Whenever he felt this way, he would write another copy of the Holy Book. Because he had it memorized, the chore had become one that allowed him to daydream. It allowed him to dream up his stories.

He had been in this state when the sounds from the library and the courtyard began to distract him. It pleased him.

Writing in silence is much less satisfying, he thought. Though music is distracting. Sounds from the outside are distracting. The ticking of the clock is distracting. But, these are also triggers of my subconscious-digging deep into my hidden memory and imagination.

Where is the balance?

“Where is the balance,” he said to the writer. He had been busy writing on his own.

“There is more to words than their meaning,” said the writer, guessing at the boy’s thoughts.

“How so?”

The writer leaned and set his head askew. “Surely, you must know that words are symbols.”

“Of course, I know they’re symbols,” said the student. “Each letter represents a sound, and together these sounds form language, which represents conscious thought shared with another.”

“What an agonizingly obvious description,” groaned the writer. “Did you not also know that words are forms of art?”

“Yes,” said the student. “Of course literature is art.”
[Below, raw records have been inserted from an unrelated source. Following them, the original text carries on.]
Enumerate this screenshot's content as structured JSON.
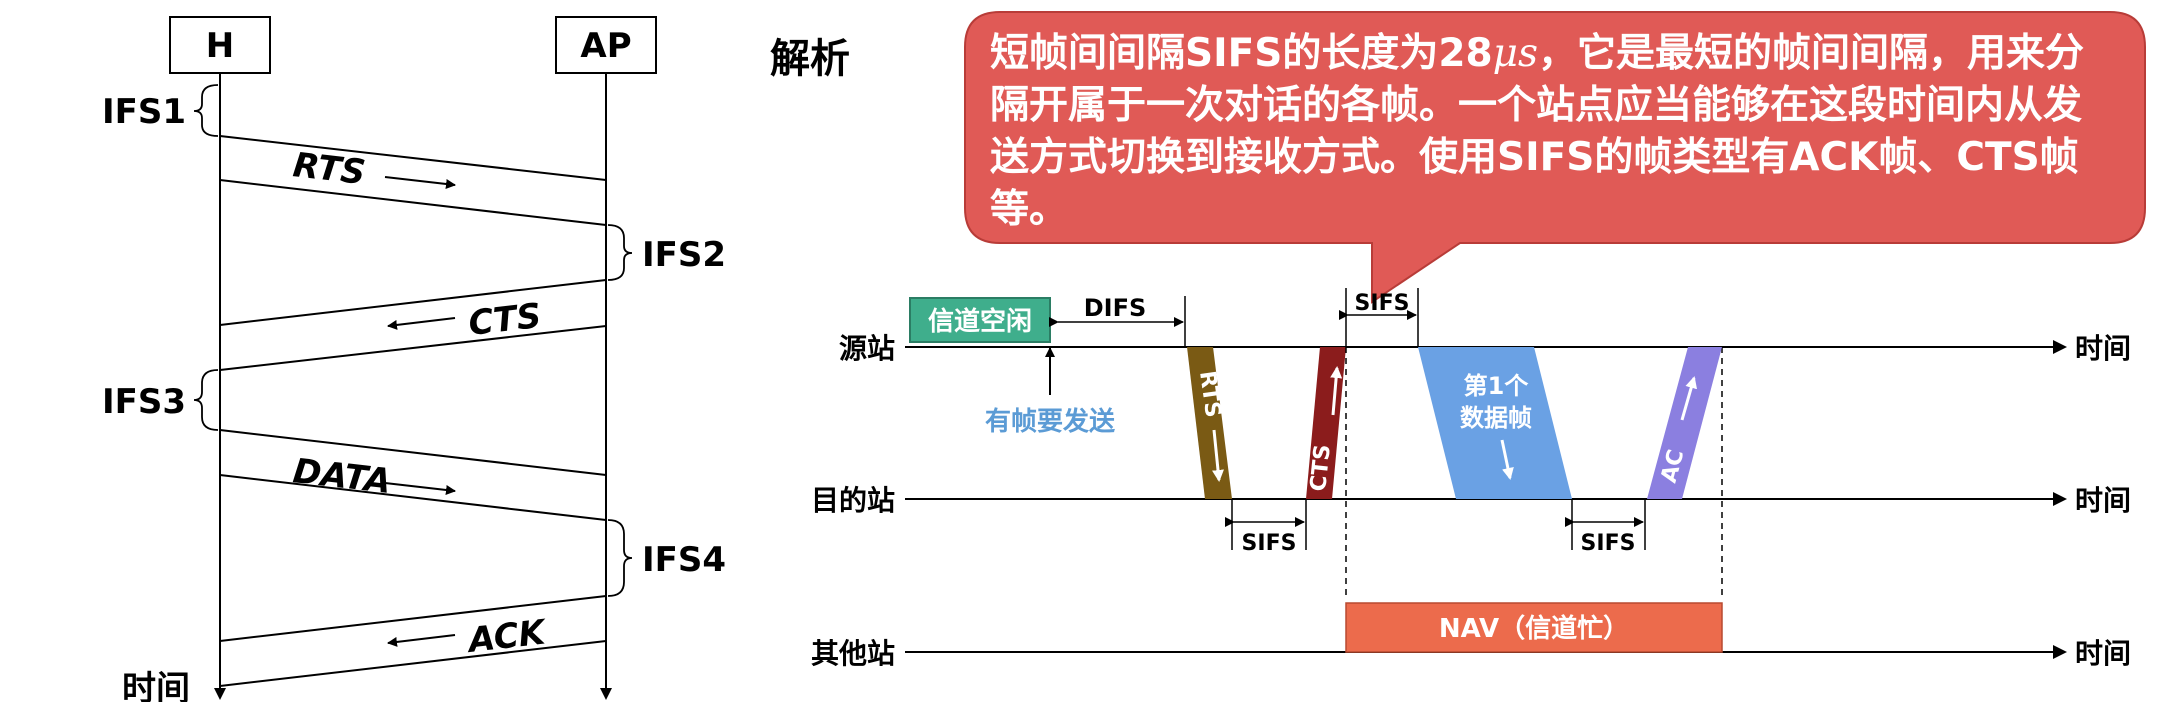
{
  "left_diagram": {
    "stations": {
      "h": "H",
      "ap": "AP"
    },
    "ifs": [
      "IFS1",
      "IFS2",
      "IFS3",
      "IFS4"
    ],
    "frames": [
      "RTS",
      "CTS",
      "DATA",
      "ACK"
    ],
    "time_label": "时间"
  },
  "analysis_title": "解析",
  "callout": {
    "part1": "短帧间间隔SIFS的长度为28",
    "unit": "μs",
    "part2": "，它是最短的帧间间隔，用来分隔开属于一次对话的各帧。一个站点应当能够在这段时间内从发送方式切换到接收方式。使用SIFS的帧类型有ACK帧、CTS帧等。",
    "color": "#e05a56"
  },
  "right_diagram": {
    "rows": {
      "source": "源站",
      "destination": "目的站",
      "others": "其他站"
    },
    "time_label": "时间",
    "channel_idle": "信道空闲",
    "difs": "DIFS",
    "sifs": "SIFS",
    "has_frame": "有帧要发送",
    "rts": "RTS",
    "cts": "CTS",
    "data_line1": "第1个",
    "data_line2": "数据帧",
    "ack": "AC",
    "nav": "NAV（信道忙）",
    "colors": {
      "idle": "#3fae8c",
      "rts": "#7a5a14",
      "cts": "#8b1c1c",
      "data": "#6aa1e4",
      "ack": "#8b7fe0",
      "nav": "#ec6b4c",
      "has_frame_text": "#5b9bd5"
    }
  }
}
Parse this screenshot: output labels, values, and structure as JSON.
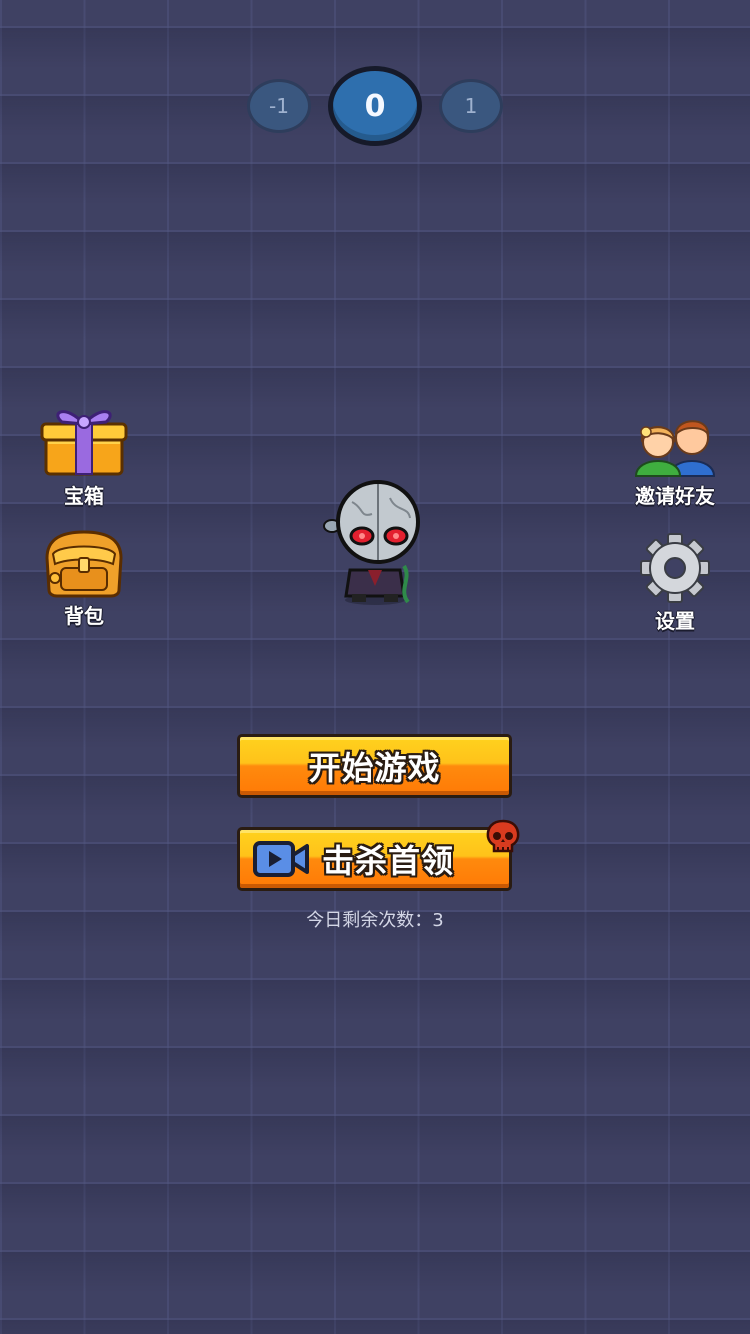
{
  "level_selector": {
    "prev": "-1",
    "current": "0",
    "next": "1"
  },
  "left_menu": [
    {
      "label": "宝箱",
      "icon": "gift-box-icon"
    },
    {
      "label": "背包",
      "icon": "backpack-icon"
    }
  ],
  "right_menu": [
    {
      "label": "邀请好友",
      "icon": "friends-icon"
    },
    {
      "label": "设置",
      "icon": "gear-icon"
    }
  ],
  "buttons": {
    "start": "开始游戏",
    "kill_boss": "击杀首领"
  },
  "remaining_text": "今日剩余次数：3",
  "colors": {
    "background": "#3f4163",
    "button_top": "#ffc21a",
    "button_bottom": "#ff7a06",
    "level_current": "#2e6fae"
  }
}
“No!” cried the writer. “You are wrong.” He stood now, towering above his student. His beard trembled with his voice. “Not what words make up. Words themselves. Letters themselves. These are beautiful shapes and curves and finite lines that themselves tell a story of strength and weakness, sin and death, prayer and pestilence. Finite and yet, limitless! How can you be so stupid! I do not know why I agreed to help your mother.”

The student felt himself swallow, though he had not commanded it so. He had never seen the writer so filled with anger, and now, having felt the direction of it, felt his own.

He choked a reply, “Me? Stupid?” He staggered from under the writer’s gaze and stood taller than he could remember. He had endured his insufferable master long enough. “How can you be so stupid?”

The writer’s temper boiled. “How dare you! Explain yourself, or be cast from my tutelage!”

“Do you not hear yourself? These lines and curves and shapes do not exist in the air you breathe or the venom you spit at me! Men spoke long before they wrote! Where is your precious art in that?”

And then he became silent. And the writer watched him. And he knew. He was wrong.

“Words are art,” he said to himself.

The writer, fearing to frighten away the epiphany, whispered. “Explain.”

“In written form. In sound. In definition. In corpus. One cannot be ignored in favor of another, for they are the same.”

“Go on,” coaxed the writer.

“The power of connotations fill words and are the reason for their inclusion. They are included for the message of that moment, or to increase the power of a later message. Or the total message.”

“What else?”

“In poetry and song, the sound of words are pleasing, or displeasing, as the creator intends, according to rhyme, harshness, softness, repetition…”

“Yes?”

“Even the way they are manifested has meaning and power.”

“And”

“To create a work worthy of such an end of remembrance, all forms of art must be considered.”

The writer relaxed. And smiled.

“Congratulations,” he said. “You now have my permission to write.”